Remember last summer’s oddest trade? Let’s modify from Baseball-Reference:
July 30, 2015: Luis Avilan, Bronson Arroyo, Jim Johnson, Jose Peraza and Alex Wood acquired by the Los Angeles Dodgers. The Los Angeles Dodgers sent Zachary Bird (minors), Hector Olivera and Paco Rodriguez to the Atlanta Braves. The Los Angeles Dodgers sent Victor Araujo (minors), Jeff Brigham (minors) and Kevin Guzman (minors) to the Miami Marlins. The Miami Marlins sent Mat Latos and Mike Morse to the Los Angeles Dodgers. The Miami Marlins sent 2016 competitive balance round A pick to the Atlanta Braves.
There’s just so much happening there, and more importantly, so much of it looks different than it did at the time.
Latos looked like a good acquisition, and he was a disaster who was cut before the season ended. Johnson looked like a questionable acquisition, and he was a disaster, too. Wood seemed like a young controllable pitcher with talent, and now he may or may not even make the 2016 rotation. Peraza seemed like the cherry on top — I remember saying I’d have done the deal even without him — and now he’s a Red, traded as part of the package that returned Micah Johnson, Frankie Montas, and Trayce Thompson. Morse was immediately flipped for Jose Tabata, who never played for the Dodgers. Arroyo was an injured book balancer, who never threw a pitch for the Dodgers. Avilan was at least interesting in one way and should contribute in 2016. Rodriguez blew out his elbow and won’t pitch in 2016.
It was a really interesting, complicated trade, and the massive failures of Latos & Johnson make it difficult to evaluate objectively — well, that, and the fact that Olivera had been given $62.5 million to sign and was dealt after about three weeks of minor league play. One prominent local L.A. newspaper ludicrously called this among the worst deals in Dodger history, which is absurd on its face. You can argue now that the Dodgers didn’t get great value on this if you want, though I think it’s somewhat too soon to judge, and I lean towards it still having been worthwhile.
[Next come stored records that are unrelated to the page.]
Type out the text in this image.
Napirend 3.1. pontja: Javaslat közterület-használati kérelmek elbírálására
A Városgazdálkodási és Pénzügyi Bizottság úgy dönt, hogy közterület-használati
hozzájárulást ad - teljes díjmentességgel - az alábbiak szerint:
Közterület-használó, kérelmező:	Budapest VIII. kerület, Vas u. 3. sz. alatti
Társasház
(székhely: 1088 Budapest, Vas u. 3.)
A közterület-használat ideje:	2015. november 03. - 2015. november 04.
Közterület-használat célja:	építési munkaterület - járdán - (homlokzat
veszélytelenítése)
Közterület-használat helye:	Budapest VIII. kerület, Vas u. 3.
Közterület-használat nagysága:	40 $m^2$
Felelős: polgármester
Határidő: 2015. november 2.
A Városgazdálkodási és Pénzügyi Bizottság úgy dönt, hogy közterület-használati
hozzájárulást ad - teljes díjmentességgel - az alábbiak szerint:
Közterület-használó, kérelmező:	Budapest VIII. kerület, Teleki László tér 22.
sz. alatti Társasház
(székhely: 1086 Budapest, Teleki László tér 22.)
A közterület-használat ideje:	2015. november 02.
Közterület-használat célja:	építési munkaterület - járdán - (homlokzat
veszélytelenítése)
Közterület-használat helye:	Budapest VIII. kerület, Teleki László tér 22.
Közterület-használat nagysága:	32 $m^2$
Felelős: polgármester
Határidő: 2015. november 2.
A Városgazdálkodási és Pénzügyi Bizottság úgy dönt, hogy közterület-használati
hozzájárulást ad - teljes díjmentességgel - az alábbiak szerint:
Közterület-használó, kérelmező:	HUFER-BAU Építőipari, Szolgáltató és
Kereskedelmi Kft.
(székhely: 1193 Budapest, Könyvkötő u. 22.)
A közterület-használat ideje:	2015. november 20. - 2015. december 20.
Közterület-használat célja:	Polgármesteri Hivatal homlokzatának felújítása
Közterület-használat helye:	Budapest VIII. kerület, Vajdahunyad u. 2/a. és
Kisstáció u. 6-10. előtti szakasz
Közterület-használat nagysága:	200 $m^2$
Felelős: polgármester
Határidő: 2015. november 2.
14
But something caught my eye on Braves.com about how Olivera is viewed there, in a mailbag with the question “Was that the worst trade the Braves made last year?”
Olivera was a heralded international free agent when he signed a six-year, $62.5 million deal (includes the $28 million signing bonus) with the Dodgers last year. But he played just 19 Minor League games (six at the Rookie level) before Los Angeles was willing to part ways with him.
Maybe Olivera’s great physical skills will help him take advantage of the chance to make necessary adjustments while experiencing his first full Spring Training this year. But accounting for the struggles the 30-year-old Cuban encountered in September and again during his abbreviated stint in the Puerto Rican Winter League, there’s reason to wonder if Olivera will make the many adjustments necessary to find success in the Majors.
Olivera hit .253/.310/.405 in 74 September plate appearances for the Braves, playing third base, but he’s apparently no longer viewed as a third baseman:
Left field and catcher were viewed as the main positional needs entering the offseason, a situation that’s changed a bit with the subsequent decision to move Hector Olivera from third base to left field. So far in the Puerto Rican winter league, he’s played only left field.
Olivera played the middle infield in Cuba, but he’s bigger, stronger, and soon to be 31, and the Braves played him at third base after getting him from the Dodgers in a blockbuster July trade.
That’s despite the fact that Atlanta has only journeyman Adonis Garcia to play third, and added Ender Inciarte to Nick Markakis, Michael Bourn, and Nick Swisher in the outfield. He’s 31 in April and there’s at least one roster projection site that doesn’t think he’ll make the Opening Day roster, though FanGraphs projects him to get nearly 500 plate appearances.
The point is not that Dodger fans should root for Olivera to fail because it’d make their end of the trade look better, because the Dodgers are still the team that gave Olivera all that money, and it sure wouldn’t look good to add him as another expensive Cuban bust on top of Alex Guerrero and Erisbel Arruebarrena. The point, really, is that this complicated and confusing trade doesn’t look any less complicated and confusing now.
The point is that to judge it as a success or a failure in either direction seems misguided. I’m not sure who the most valuable player included in this deal was in 2015, really. Avilan? Wood? I’m not sure who will be the most valuable in 2016. And I’m sure as hell not sure what this is going to look like two, three, four years from now. It was a weird trade that keeps getting weirder. Might be that neither side looks back on it as being either good nor bad. I’m also not sure that either side would undo it right now if they had the power to. If that’s not the mark of *shrug emoji* I’m not sure what is.